Malam ini adalah acara balatak tando, di mana kesepakatan tanggal pernikahan akan diwacanakan, keluarga dari calon mempelai pria akan datang ke rumah calon mempelai wanita, membawa keputusan mereka untuk dirembukkan bersama. Diah menunggu dengan deg-degan, sebenarnya dari tadi semua orang menyuruhnya tidur, karena diacara ini kehadirannya tidak dibutuhkan, di sini cuma keputusan niniek mamak kedua belah pihak yang dicari. Akan Tetapi, mata tiada mau terpejam, hatinya diselubungi Harap-harap cemas. Kehadirann Ermi tidak membuatnya tenang, ia gelisah, apalagi sudah hampir tengah malam yang ditunggu belum datang jua.


$$$$$

Satu bulan telah berlalu setelah malam itu, Tapi hati Diah masih berdarah-darah, gadis itu masih setia mengurung diri dikamar. Malam itu ternyata utusan dari keluarga Rustam tidaklah membawa kabar baik, tapi mengabarkan sebuah keputusan mutlak, yang membuat hati polos itu tercabik-cabik.

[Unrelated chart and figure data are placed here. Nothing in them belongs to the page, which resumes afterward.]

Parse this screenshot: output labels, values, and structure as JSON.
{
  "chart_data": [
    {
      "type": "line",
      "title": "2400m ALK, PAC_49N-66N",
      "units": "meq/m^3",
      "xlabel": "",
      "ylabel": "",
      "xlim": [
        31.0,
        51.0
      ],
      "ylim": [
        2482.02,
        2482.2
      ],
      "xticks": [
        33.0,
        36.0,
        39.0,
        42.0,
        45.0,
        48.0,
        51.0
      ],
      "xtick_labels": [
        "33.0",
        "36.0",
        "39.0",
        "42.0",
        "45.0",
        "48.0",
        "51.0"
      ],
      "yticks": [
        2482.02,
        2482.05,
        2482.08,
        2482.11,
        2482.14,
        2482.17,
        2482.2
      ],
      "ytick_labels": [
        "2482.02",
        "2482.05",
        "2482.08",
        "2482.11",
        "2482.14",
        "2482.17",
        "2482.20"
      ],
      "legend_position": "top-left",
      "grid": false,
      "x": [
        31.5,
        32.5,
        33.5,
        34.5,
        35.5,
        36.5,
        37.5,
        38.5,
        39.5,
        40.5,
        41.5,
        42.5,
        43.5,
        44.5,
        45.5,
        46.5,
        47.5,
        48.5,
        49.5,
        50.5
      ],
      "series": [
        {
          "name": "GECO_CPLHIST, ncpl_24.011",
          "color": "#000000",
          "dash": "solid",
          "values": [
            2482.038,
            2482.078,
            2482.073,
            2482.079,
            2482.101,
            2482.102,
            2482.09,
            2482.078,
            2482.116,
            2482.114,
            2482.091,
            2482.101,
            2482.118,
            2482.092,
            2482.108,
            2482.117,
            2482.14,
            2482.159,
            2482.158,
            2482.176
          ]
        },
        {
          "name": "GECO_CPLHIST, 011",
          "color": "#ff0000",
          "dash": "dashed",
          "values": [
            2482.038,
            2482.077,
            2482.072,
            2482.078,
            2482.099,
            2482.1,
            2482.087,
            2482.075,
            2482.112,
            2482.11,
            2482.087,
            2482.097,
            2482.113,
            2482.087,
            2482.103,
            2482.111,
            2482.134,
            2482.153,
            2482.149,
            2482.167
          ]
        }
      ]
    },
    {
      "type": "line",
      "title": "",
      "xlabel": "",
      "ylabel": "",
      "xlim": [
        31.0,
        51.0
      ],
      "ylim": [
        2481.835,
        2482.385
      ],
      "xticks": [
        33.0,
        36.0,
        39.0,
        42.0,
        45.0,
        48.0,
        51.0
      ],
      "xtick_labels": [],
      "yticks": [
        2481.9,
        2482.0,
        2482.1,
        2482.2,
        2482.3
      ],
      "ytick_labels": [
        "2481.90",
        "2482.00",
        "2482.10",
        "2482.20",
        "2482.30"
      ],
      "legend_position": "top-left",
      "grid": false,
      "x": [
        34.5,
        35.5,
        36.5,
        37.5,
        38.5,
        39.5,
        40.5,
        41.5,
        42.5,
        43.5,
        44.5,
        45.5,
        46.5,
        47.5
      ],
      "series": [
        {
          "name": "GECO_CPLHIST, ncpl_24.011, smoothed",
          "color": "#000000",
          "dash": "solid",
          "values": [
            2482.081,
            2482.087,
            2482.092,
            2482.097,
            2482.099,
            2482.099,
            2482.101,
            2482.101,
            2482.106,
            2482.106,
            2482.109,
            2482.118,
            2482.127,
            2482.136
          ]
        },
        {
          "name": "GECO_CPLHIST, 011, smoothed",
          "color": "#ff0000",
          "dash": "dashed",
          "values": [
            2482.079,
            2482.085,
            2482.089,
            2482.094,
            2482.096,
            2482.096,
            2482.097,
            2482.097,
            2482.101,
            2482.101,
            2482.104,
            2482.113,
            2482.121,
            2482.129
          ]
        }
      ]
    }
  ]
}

Entah kenapa semuanya terjadi begitu tragis, menghempaskan angan indah dari seorang perawan polos yang mengharap kebahagiaan. Utusan keluarga terpandang itu dengan teganya mengatakan bahwa Rustam ternyata tak menginginkan hubungan ini. Lalu, kenapa kemarin dengan penuh wibawa ia meminang Diah, kenapa ia begitu tak punya hati, bukankah lelaki itu seorang yang berpendidikan? Apa perasaan dan harga diri gadis malang ini dan keluarganya tak penting bagi mereka.

Ini bukan masalah perasaan lagi, tapi harga diri. Malam itu harga diri keluarga Diah telah tercoreng arang yang begitu hitam. Tidak ada yang bisa dilakukan keluarga Diah selain menerima, memangnya hal apa lagi yang bisa dilakukan jika orang tak sudi, terlebih mereka tak bisa menuntut apa-apa kepada keluarga kaya itu. Lagi pula siapa yang berani melawan keputusan dari datuak sagalo datuak.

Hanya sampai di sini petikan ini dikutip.